Its always 1.1 when not under load with nvidia. You have to hit the ? Next to the pcie version to toggle to full speed.

@Gu_tally what is not working?

Hey, it looks like an error43 problem which cannot be fixed by running the normal error43 software. Please try this:

"I ran the error43 fixer script just to try it out. It didn’t do anything since no NVIDIA GPU in state 43 was found. After that I had a look into the .bat file and commented the lines 130 + 131 out, like so (lines 129 - 132 below):

:: Check if adapter has error code 43. If not, exit subroutine
:: call devset status “%HW_id%” | findstr “code 43” > nul
:: if errorlevel 1 goto :EOF
set NV_ERR43_FOUND=1

and ran it again. Now it modified the registry anyway. Suddenly the external displays were detected on the eGPU."

I am suggesting it because my GPU-Z looked exactly the same when I first tried to use oculink, so maybe it can help. If it doesn’t help, perhaps consider posting in the forum under the link, (@nando4) could perhaps help there.

3 Likes

It’s most likely a hardware issue, but @Gu_tally I’d recommend that you try this as well. Had to modify this script in the same way in order to have my GPU be properly recognized over Oculink 4i. I’m using an RTX 4090.

2 Likes

That’s a power saving feature usually, the question mark next to it let’s you slightly load it to see where it goes under load.

Fully agree with the hardware point, but the GPU-Z looks like a mirror’s image of what I had before doing this. I’m using an RTX 3090.

And just to note, I think that we are seeing 8 lanes here is a very good sign already.

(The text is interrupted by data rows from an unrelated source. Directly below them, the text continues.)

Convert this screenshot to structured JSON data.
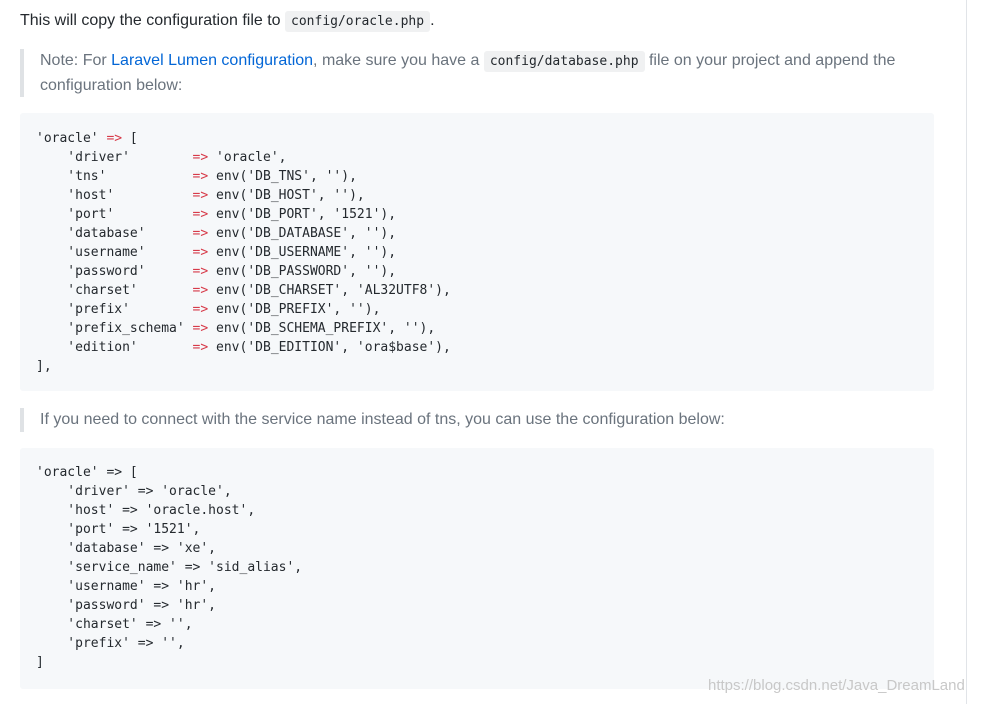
{
  "intro": {
    "text_before": "This will copy the configuration file to ",
    "code": "config/oracle.php",
    "text_after": "."
  },
  "note": {
    "prefix": "Note: For ",
    "link": "Laravel Lumen configuration",
    "middle": ", make sure you have a ",
    "code": "config/database.php",
    "suffix": " file on your project and append the configuration below:"
  },
  "code_block_1": [
    "'oracle' => [",
    "    'driver'        => 'oracle',",
    "    'tns'           => env('DB_TNS', ''),",
    "    'host'          => env('DB_HOST', ''),",
    "    'port'          => env('DB_PORT', '1521'),",
    "    'database'      => env('DB_DATABASE', ''),",
    "    'username'      => env('DB_USERNAME', ''),",
    "    'password'      => env('DB_PASSWORD', ''),",
    "    'charset'       => env('DB_CHARSET', 'AL32UTF8'),",
    "    'prefix'        => env('DB_PREFIX', ''),",
    "    'prefix_schema' => env('DB_SCHEMA_PREFIX', ''),",
    "    'edition'       => env('DB_EDITION', 'ora$base'),",
    "],"
  ],
  "note2": "If you need to connect with the service name instead of tns, you can use the configuration below:",
  "code_block_2": [
    "'oracle' => [",
    "    'driver' => 'oracle',",
    "    'host' => 'oracle.host',",
    "    'port' => '1521',",
    "    'database' => 'xe',",
    "    'service_name' => 'sid_alias',",
    "    'username' => 'hr',",
    "    'password' => 'hr',",
    "    'charset' => '',",
    "    'prefix' => '',",
    "]"
  ],
  "watermark": "https://blog.csdn.net/Java_DreamLand"
}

My only other thought would be to change the GPU to keep PCIe 5.0 out of it (and RTX 5090 driver issues).

1 Like

What pciex16 to Oculink 8i Adapter do you use for the GPU @Gu_tally ?

a 8654 slimsas board that i tested earlier. It is one of the board that have 8i oculink/mcio/slimsas compatible input that have good signal strength. But I am still testing. Will tell everyone where to buy these once I got it all working.

i guess so. I would go ahead and grab the cheapest 2nd hand card from local CeX to test if it is the pcie5.0 issue

1 Like

Does anyone have the balls to disassemble the GPU module to see what it looks like? i guess if i can find and mimic the design for the connection part than i can know where the eeprom should be or how the linking of GPU work?
Or is the PCB design for the GPU module is already on github and i am being blind…

1 Like

Do these help you:

They tell you where to put the eeprom and how to program it.

1 Like

the thing is I want to know what is in the EEPROM in the GPU module. like exactly. if it is the same as the GitHub page than it is a lot easier. but I suspect it is going to be different because of how the difference of design in the past.

Hey @Gu_tally I can help you out here. I ordered an expansion shell and Framework accidentally sent me a graphics bay. They never asked for it back, so you’re welcome to have it to help debug.

DM me your address and I can ship it to ya :+1:

Have you @Gu_tally made sure that PCIe diff pairs are 100% equal length? (I did not see any miter in the picture so thats why I’m asking) Traces are bit long though so retimer might be a good idea. Also impedance is critical, you really need to hit 85.0 ohms of there will be trouble.

even if the signal is not very good, at least it will run at gen3 speed.

Perhaps. But for next PCB revision a little perfectionism is not a bad thing.

@Gu_tally
Maybe if you open source the design files, others in the group here can do some of the design checks for you.